Maggie dunks it in some salsa. “Terrible?”
“Just imagine your mom comparing everything you ever tell her to some better version of the script in her head. Every sentence. Every event. Every heartbreak.”
Maggie’s stunned.
“That’s why it took me so long to even think about writing.” Cassie reaches for a chip. “It’s impossible to make art when the art’s constantly being judged.” She pauses. “Which is why it’s kind of nice now.”
“What’s kind of nice?”
“Me being a fuckup.”
“You’re not a fuckup.”
“Mmmm, kind of am,” Cassie disagrees. “She’d have been there if I weren’t. That’s OK. I’ve come to accept it.”
Maggie puts her taco down. “I know your mom doesn’t think of you that way.”
Cassie takes a long sip of her soda and tilts her head. “How do you know my mom so well?”
Maggie hesitates.
“It’s OK, you can tell me,” Cassie says. “There’s pretty much nothing about my mom that shocks me.”

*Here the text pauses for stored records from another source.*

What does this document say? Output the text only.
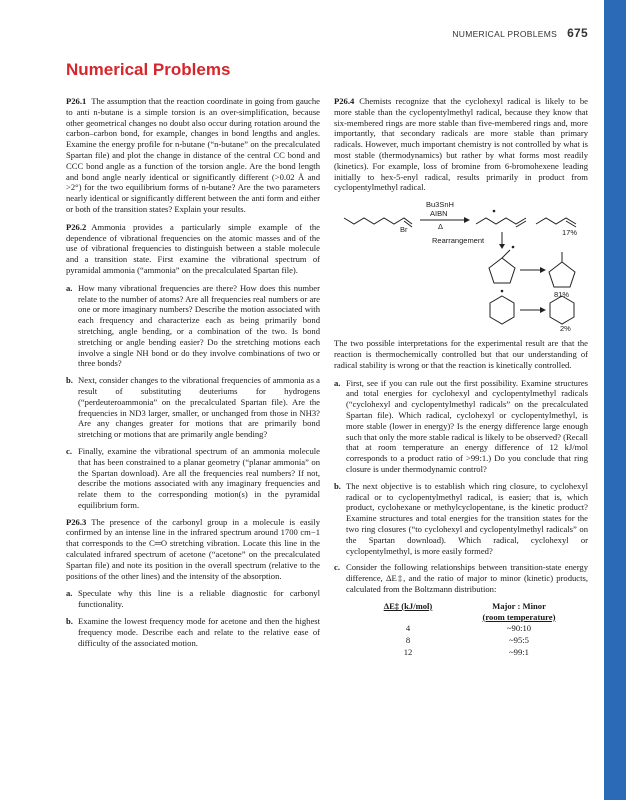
NUMERICAL PROBLEMS 675
Numerical Problems

P26.1 The assumption that the reaction coordinate in going from gauche to anti n-butane is a simple torsion is an over-simplification, because other geometrical changes no doubt also occur during rotation around the carbon–carbon bond, for example, changes in bond lengths and angles. Examine the energy profile for n-butane (“n-butane” on the precalculated Spartan file) and plot the change in distance of the central CC bond and CCC bond angle as a function of the torsion angle. Are the bond length and bond angle nearly identical or significantly different (>0.02 Å and >2°) for the two equilibrium forms of n-butane? Are the two parameters nearly identical or significantly different between the anti form and either or both of the transition states? Explain your results.

P26.2 Ammonia provides a particularly simple example of the dependence of vibrational frequencies on the atomic masses and of the use of vibrational frequencies to distinguish between a stable molecule and a transition state. First examine the vibrational spectrum of pyramidal ammonia (“ammonia” on the precalculated Spartan file).

a. How many vibrational frequencies are there? How does this number relate to the number of atoms? Are all frequencies real numbers or are one or more imaginary numbers? Describe the motion associated with each frequency and characterize each as being primarily bond stretching, angle bending, or a combination of the two. Is bond stretching or angle bending easier? Do the stretching motions each involve a single NH bond or do they involve combinations of two or three bonds?
b. Next, consider changes to the vibrational frequencies of ammonia as a result of substituting deuteriums for hydrogens (“perdeuteroammonia” on the precalculated Spartan file). Are the frequencies in ND3 larger, smaller, or unchanged from those in NH3? Are any changes greater for motions that are primarily bond stretching or motions that are primarily angle bending?
c. Finally, examine the vibrational spectrum of an ammonia molecule that has been constrained to a planar geometry (“planar ammonia” on the Spartan download). Are all the frequencies real numbers? If not, describe the motions associated with any imaginary frequencies and relate them to the corresponding motion(s) in the pyramidal equilibrium form.

P26.3 The presence of the carbonyl group in a molecule is easily confirmed by an intense line in the infrared spectrum around 1700 cm−1 that corresponds to the C═O stretching vibration. Locate this line in the calculated infrared spectrum of acetone (“acetone” on the precalculated Spartan file) and note its position in the overall spectrum (relative to the positions of the other lines) and the intensity of the absorption.

a. Speculate why this line is a reliable diagnostic for carbonyl functionality.
b. Examine the lowest frequency mode for acetone and then the highest frequency mode. Describe each and relate to the relative ease of difficulty of the associated motion.

P26.4 Chemists recognize that the cyclohexyl radical is likely to be more stable than the cyclopentylmethyl radical, because they know that six-membered rings are more stable than five-membered rings and, more importantly, that secondary radicals are more stable than primary radicals. However, much important chemistry is not controlled by what is most stable (thermodynamics) but rather by what forms most readily (kinetics). For example, loss of bromine from 6-bromohexene leading initially to hex-5-enyl radical, results primarily in product from cyclopentylmethyl radical.

Bu3SnH
AIBN
Δ
Br
Rearrangement
17%
81%
2%

The two possible interpretations for the experimental result are that the reaction is thermochemically controlled but that our understanding of radical stability is wrong or that the reaction is kinetically controlled.

a. First, see if you can rule out the first possibility. Examine structures and total energies for cyclohexyl and cyclopentylmethyl radicals (“cyclohexyl and cyclopentylmethyl radicals” on the precalculated Spartan file). Which radical, cyclohexyl or cyclopentylmethyl, is more stable (lower in energy)? Is the energy difference large enough such that only the more stable radical is likely to be observed? (Recall that at room temperature an energy difference of 12 kJ/mol corresponds to a product ratio of >99:1.) Do you conclude that ring closure is under thermodynamic control?
b. The next objective is to establish which ring closure, to cyclohexyl radical or to cyclopentylmethyl radical, is easier; that is, which product, cyclohexane or methylcyclopentane, is the kinetic product? Examine structures and total energies for the transition states for the two ring closures (“to cyclohexyl and cyclopentylmethyl radicals” on the Spartan download). Which radical, cyclohexyl or cyclopentylmethyl, is more easily formed?
c. Consider the following relationships between transition-state energy difference, ΔE‡, and the ratio of major to minor (kinetic) products, calculated from the Boltzmann distribution:
ΔE‡ (kJ/mol)	Major : Minor
(room temperature)
4	~90:10
8	~95:5
12	~99:1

Maggie’s eyes linger on the needle marks on her arm. “We…trade blood,” she finally says. “She and I are doing a medical experiment. That’s why I’m always over at your house.”
The taco falls out of Cassie’s hand and onto the table.
“Are you fucking kidding?” Cassie asks, gasping. “What?!”
“Yeah.”
“So she takes your blood?!” Cassie exclaims. Heads turn in the restaurant.
Maggie puts a finger over her lips. “Shhh, you can’t tell anyone. It’s strictly confidential.”
“How much is she paying you for this?” Cassie whispers.
Maggie blushes. “A lot! Enough.”
Cassie shakes her head vigorously. “I don’t think there’s any amount of money that makes this OK. It’s so wrong!”
“I wanted to do it,” Maggie insists.
“Why?” Cassie stares at her like she’s full-on deranged.
Maggie thinks of her monologue today. There’s one very important part she forgot to mention.
A part that Cassie would never be able to relate to.
All those other writers in the room—the ones working two jobs, staring down the barrel of student loans—they can relate: Some of them will have to stop because it will be financially impossible to keep going.
That’s the most infuriating part about this path.
Writing is not simply a contest of who is the most talented.
It is also a contest of who is the least starved.
“Because I need the money,” she says frankly.
“Fuck,” Cassie says, nibbling the rest of her vegan nachos in astounded silence.